A Western blot analysis was conducted to confirm successful binding of anti-cGMP PAb to oyster larvae protein. Thirty milligrams of 17 dpf oyster larvae were homogenized in 0.5 ml 1xPBS using a bead beater. The supernatant was aliquoted and protein concentration was quantified using a Pierce BCA Protein Assay Kit (ThermoScientific) following the manufacture’s protocol. Undiluted protein extracts were diluted 4:1 with 5x sodium dodecyl sulphate (SDS) sample buffer (0.5 M Tris–HCl, pH 6.8, 20% glycerol, 4% SDS, 0.2 M dithiothreitol, 0.02% bromophenol blue), boiled for 10 min and centrifuged for 2 min at 16,000g. Fifteen microliter of prepared samples were loaded into a 10% Mini-PROTEAN TGX Precast Gel (Bio-Rad, UK) and subjected to SDS polyacrylamide gel electrophoresis (SDS-PAGE). Proteins were then electro-transferred to a nitro-cellulose membranes (Amersham Hybond ECL, GE Healthcare) using a Pierce G2 Fast blotter (ThermoScientific) for 7 min at 25V. Membrane was blocked with 3% skimmed milk powder (SMP) in tris buffer saline (TBS, 0.02 M Trisma base, 0.5 M NaCl, pH 7.5) overnight at 4°C. Membranes were then washed three times in TBST (TBS + 0.05% Teeen20) for 5 min and cut into strips. The membrane strips were individually incubated in 1:500 anti-cGMP PAB, 1:100 anti-uNOS PAB or without antibody (negative control) in TBS + 1% SMP for 2h at RT and washed three times in TBST. Membranes were then incubated again with anti-rabbit IgG Peroxidase Conjugate (Sigma Aldrich) diluted 1:250 in TBS+1%SMP for 1h at RT. After a final wash with TBS positive bands showing antigen-PAb complexes in the membrane were developed with ImmPact DAB Peroxide Substrate Peroxidase (Vector Laboratories) following the manufacturer’s instructions.
Data analysis
Metamorphosis success was calculated as percentages of larvae completing metamorphosis based on the total number of individuals in each vial presenting the average and standard error of three biological replicates per treatment. The non-parametric Kruskal–Wallis H-test was applied to analyse the effects between different treatments, followed by pairwise comparison using a generalisation of the Dunnett's T3 method to trimmed means (88).

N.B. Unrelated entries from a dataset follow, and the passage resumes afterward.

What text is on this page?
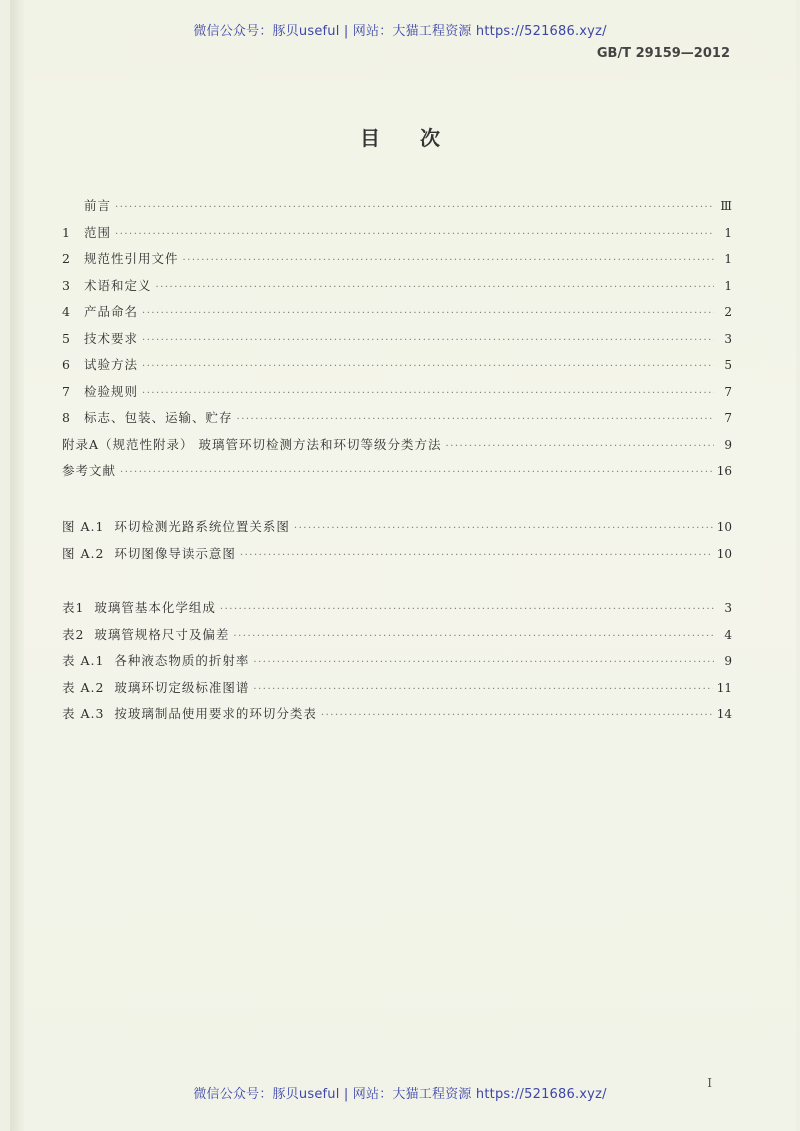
微信公众号：豚贝useful | 网站：大猫工程资源 https://521686.xyz/
GB/T 29159—2012
目次
前言 ·····	Ⅲ
1 范围 ·····	1
2 规范性引用文件 ·····	1
3 术语和定义 ·····	1
4 产品命名 ·····	2
5 技术要求 ·····	3
6 试验方法 ·····	5
7 检验规则 ·····	7
8 标志、包装、运输、贮存 ·····	7
附录A（规范性附录） 玻璃管环切检测方法和环切等级分类方法 ·····	9
参考文献 ·····	16
图 A.1 环切检测光路系统位置关系图 ·····	10
图 A.2 环切图像导读示意图 ·····	10
表1 玻璃管基本化学组成 ·····	3
表2 玻璃管规格尺寸及偏差 ·····	4
表 A.1 各种液态物质的折射率 ·····	9
表 A.2 玻璃环切定级标准图谱 ·····	11
表 A.3 按玻璃制品使用要求的环切分类表 ·····	14
微信公众号：豚贝useful | 网站：大猫工程资源 https://521686.xyz/
I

The gene expression patterns of all genes were analysed for three independent replicates for each sampling point using a one-way ANOVA follows by multiple pairwise comparisons using a Tukey’s Honestly Significant Difference Test. All statistical tests were run using the R software (R version 3.5.1) and the probability level of 0.05 was chosen as being significant.